Gennett

Scooter Gennett and The Wackiest Play In Baseball

Around this point of the offseason, despite the constant trades (and possibilities thereof), I often find myself growing bored. Yearning for the return of this beautiful game, I’ll peruse various leaderboards to learn more about an interesting metric or to discover some bizarre occurrence. This process brought me to one of the stranger elements of recent Brewers squads — and of one player in particular.

Scooter Gennett hasn’t accomplished much in his roughly three years in The Show. His career TAv sits at an uninspiring .264, and he hasn’t made up for that in the fieldWe really don’t know if he’ll make it through the coming Brewers rebuild. But we do know that, thus far, he’s done especially well in one obscure area of the game; and in doing so, he has made Milwaukee the best team in the majors in this regard. While it doesn’t begin to compensate for his deficiencies elsewhere, it nevertheless has enlivened us and brought us joy.

What sort of play have I described? This:

Most hitters don’t accomplish much on a ground ball. For Major League Baseball as a whole, only 23.6 percent of grounders go for base hits; a mere 7.7 percent of those hits are non-singles. Gennett, however, has up-ended that in his brief Major League stay. He’s reached base safely on 26.2 percent of his 366 ground balls, while 9.1 percent of his hits have gone for extra bases. Three of those have been the sort of play above, the rarest of breeds: a ground-ball triple.

Baseball certainly doesn’t lack entertainment. The emotion brought about by a towering home run, a brutal swinging third strike, or an outfield assist (hooray for self-promotion!) will get every observer’s heart racing. But the moment when a base runner rounds second, after the ball didn’t even travel through the air — few things can hope to top that. And in large part because of Gennett’s efforts, Milwaukee leads the majors in ground-ball triples over the last three years, with 15 — a mark that beats second-place Arizona by four.
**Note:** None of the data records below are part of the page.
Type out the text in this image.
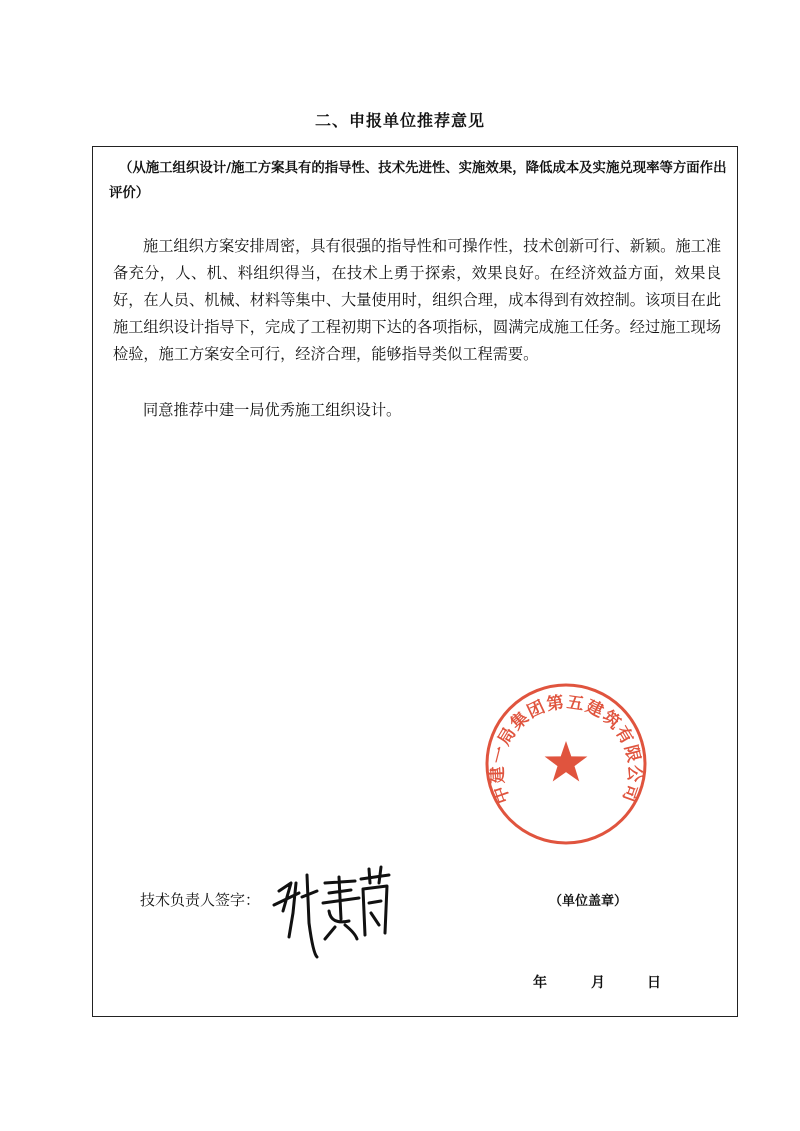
二、申报单位推荐意见

（从施工组织设计/施工方案具有的指导性、技术先进性、实施效果，降低成本及实施兑现率等方面作出评价）

施工组织方案安排周密，具有很强的指导性和可操作性，技术创新可行、新颖。施工准备充分，人、机、料组织得当，在技术上勇于探索，效果良好。在经济效益方面，效果良好，在人员、机械、材料等集中、大量使用时，组织合理，成本得到有效控制。该项目在此施工组织设计指导下，完成了工程初期下达的各项指标，圆满完成施工任务。经过施工现场检验，施工方案安全可行，经济合理，能够指导类似工程需要。

同意推荐中建一局优秀施工组织设计。

中建一局集团第五建筑有限公司
技术负责人签字：	（单位盖章）
年	月	日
Gennett himself has tied for the Major League lead over that same span, along with eight other men who have taken a third base three times. This has happened in spite of his limited playing time, which has given him the 181st-most grounders since 2013. On a rate basis, then, Gennett looks even better — among 238 hitters with 300 grounders in that time, he’s one of just seven with a ground-ball triple rate above 0.5 percent:

Rank Name GB 3B 3B%
1 David Peralta 317 3 0.9%
2 Scooter Gennett 366 3 0.8%
3 Didi Gregorius 388 3 0.8%
4 Carlos Gomez 451 3 0.7%
5 Brandon Moss 303 2 0.7%
6 Leonys Martin 477 3 0.6%
7 Kevin Kiermaier 326 2 0.6%

(Note that Carlos Gomez also appears on this list. RIP.)

Obviously, a play such as this is incredibly fluky. Even the best players in the league will only accomplish it once out of every hundred chances at the absolute most. With that said, what Gennett has pulled off here deserves celebrating, not solely because he has done so little to warrant it, but because this is truly a fabulous play. I mean, just watch this:

And this:

Those are ground balls! Those shouldn’t even make it past the infielders, let alone go for an extra base — or two. Yet they did, on the strength of Gennett’s bizarre mix of grit and devil magic.

It’s not as though Gennett has put more power behind his grounders. Among the aforementioned 238-man sample, Gennett’s hard contact rate ranks 150th. He fares worse in terms of location, as his 47.3 percent pull rate comes in at 197th. For a lefty such as Gennett, hitting the ball to right field — which stretches out the throw to third — greatly increases the odds of a triple. This all suggests that he won’t keep this up, which means we should appreciate what he’s done to this point all the more.

Gennett hasn’t been alone in his ground-ball triple onslaught. In addition to him and Gomez, Jean Segura accrued two since 2013 began; Elian Herrera, Jason Rogers, Gerardo Parra, Nori Aoki, Shane Peterson, Jeff Bianchi, and Logan Schafer have each contributed one as well. Gennett simply stands out because (a) he’s done so more often and (b) he hasn’t done much else to distinguish himself. After sticking around at the highest level for this long, he should be able to call himself the best at something, no matter how narrow or esoteric.

As David Stearns continues to wheel and deal, Gennett might find himself on the move. If he ends up playing second or serving as a utility man for another team, maybe he’ll receive enough opportunities at the plate to further build his ground-ball triple resume. Whatever happens, we’ll always have the memories of one of the game’s weirdest plays, brought to us by an unlikely source.